Lawn Sprinkling Regulations
Lawn sprinkling regulations are in place for all Lower Mainland residents to reduce the demand for water in peak summer months. When combined with a more natural and water-wise approach to lawn and garden care, these regulations have substantially reduced the volume of water used in each household.
Residential water conservation initiatives
On average, Lower Mainland residents use more than 340 L per day for activities such as washing dishes and clothes, showering and flushing toilets.

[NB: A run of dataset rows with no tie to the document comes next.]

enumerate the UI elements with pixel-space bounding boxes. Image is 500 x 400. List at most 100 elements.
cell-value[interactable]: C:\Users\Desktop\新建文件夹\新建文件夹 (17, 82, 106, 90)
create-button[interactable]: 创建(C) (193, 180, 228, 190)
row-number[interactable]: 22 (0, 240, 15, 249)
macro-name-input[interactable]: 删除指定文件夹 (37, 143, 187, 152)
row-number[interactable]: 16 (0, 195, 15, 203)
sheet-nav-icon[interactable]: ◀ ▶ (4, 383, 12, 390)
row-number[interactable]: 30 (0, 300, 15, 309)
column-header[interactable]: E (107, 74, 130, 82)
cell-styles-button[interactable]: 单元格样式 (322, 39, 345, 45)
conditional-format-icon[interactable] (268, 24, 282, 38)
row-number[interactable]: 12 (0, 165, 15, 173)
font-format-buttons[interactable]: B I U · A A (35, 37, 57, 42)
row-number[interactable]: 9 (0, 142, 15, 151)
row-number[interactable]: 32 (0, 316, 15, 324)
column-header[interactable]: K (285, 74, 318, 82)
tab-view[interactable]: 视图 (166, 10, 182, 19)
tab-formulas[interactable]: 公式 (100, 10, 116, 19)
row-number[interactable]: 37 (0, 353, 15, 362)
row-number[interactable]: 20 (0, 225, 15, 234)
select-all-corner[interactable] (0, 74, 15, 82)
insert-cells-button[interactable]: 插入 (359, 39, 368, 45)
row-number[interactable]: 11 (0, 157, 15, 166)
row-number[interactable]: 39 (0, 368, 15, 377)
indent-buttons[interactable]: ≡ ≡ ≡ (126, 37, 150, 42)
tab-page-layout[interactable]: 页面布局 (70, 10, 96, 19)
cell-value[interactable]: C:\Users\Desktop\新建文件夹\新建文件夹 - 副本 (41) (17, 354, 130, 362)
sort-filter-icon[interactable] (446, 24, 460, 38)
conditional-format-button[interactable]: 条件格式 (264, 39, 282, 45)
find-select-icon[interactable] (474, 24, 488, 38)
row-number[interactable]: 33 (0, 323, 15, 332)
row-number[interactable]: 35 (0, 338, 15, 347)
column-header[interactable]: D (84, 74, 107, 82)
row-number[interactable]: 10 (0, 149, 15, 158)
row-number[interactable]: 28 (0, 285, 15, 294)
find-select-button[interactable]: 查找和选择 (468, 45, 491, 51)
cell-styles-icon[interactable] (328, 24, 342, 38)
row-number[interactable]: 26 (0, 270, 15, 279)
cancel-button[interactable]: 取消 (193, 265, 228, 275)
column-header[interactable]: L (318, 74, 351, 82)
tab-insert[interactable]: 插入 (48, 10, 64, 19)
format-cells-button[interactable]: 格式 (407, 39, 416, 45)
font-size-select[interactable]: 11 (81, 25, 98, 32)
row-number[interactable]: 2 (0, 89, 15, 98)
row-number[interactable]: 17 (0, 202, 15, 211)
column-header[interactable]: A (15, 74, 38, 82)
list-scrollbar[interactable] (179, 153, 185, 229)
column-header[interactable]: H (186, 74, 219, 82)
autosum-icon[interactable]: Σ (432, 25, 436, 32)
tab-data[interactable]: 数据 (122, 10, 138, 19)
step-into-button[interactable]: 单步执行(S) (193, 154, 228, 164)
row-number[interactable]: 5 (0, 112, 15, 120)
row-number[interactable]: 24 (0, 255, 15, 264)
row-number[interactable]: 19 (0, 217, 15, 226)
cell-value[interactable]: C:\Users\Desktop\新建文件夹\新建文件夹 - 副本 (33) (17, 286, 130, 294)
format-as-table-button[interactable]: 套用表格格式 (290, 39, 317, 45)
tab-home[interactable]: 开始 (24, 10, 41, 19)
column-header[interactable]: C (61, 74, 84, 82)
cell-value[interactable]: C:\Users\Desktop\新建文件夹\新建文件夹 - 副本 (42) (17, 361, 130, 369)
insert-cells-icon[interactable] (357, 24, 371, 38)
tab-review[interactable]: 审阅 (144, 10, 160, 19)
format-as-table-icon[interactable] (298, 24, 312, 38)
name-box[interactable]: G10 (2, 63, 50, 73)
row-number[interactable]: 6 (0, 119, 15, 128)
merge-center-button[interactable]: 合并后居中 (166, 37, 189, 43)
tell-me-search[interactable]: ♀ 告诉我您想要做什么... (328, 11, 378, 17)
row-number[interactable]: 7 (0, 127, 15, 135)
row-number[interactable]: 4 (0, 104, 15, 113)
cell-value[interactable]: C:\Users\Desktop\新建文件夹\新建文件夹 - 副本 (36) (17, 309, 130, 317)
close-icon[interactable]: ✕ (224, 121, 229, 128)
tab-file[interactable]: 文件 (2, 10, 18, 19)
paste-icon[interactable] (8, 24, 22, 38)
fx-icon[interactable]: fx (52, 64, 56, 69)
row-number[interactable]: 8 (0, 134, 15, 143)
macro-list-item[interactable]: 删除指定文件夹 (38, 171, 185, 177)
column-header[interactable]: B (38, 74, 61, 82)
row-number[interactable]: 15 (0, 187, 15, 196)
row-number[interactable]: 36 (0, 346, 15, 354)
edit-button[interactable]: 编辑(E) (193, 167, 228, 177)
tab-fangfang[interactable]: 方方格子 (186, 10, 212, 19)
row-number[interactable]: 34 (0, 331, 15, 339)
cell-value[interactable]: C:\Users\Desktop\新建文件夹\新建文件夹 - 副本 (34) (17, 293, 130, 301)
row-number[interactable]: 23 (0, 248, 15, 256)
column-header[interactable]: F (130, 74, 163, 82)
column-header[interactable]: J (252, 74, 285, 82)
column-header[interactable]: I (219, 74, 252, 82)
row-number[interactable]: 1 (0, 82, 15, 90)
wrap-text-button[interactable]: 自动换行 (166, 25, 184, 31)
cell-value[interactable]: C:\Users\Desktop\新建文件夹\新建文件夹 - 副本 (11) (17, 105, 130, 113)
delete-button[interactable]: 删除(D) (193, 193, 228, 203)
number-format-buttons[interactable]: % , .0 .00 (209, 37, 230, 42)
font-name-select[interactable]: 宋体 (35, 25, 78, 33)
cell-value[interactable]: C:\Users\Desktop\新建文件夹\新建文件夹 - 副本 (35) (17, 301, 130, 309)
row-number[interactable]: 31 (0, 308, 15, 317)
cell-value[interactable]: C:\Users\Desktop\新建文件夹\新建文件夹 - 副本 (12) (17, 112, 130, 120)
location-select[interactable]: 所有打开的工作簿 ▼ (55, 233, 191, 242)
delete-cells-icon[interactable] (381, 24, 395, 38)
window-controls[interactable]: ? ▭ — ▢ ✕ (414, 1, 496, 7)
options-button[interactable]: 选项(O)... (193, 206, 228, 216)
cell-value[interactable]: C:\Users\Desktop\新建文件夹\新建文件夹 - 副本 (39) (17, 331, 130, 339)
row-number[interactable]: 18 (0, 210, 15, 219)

Water use can typically be reduced by making simple changes to the way we use water around our homes and ensuring that appliances are in good working order.
Business water conservation initiatives
Businesses in the region use more than 40 per cent of water consumed each day, making industrial and commercial operations prime candidates for Metro Vancouver’s money-saving water-use efficiency measures.
An irrigation assessment of your automatic irrigation system can help you find out how much water you use to water your landscape – flowers, shrubs, trees and turf. The goal of the irrigation assessment is to identify system deficiencies and recommend a course of action to fix them. This will help ensure that the system is operating efficiently.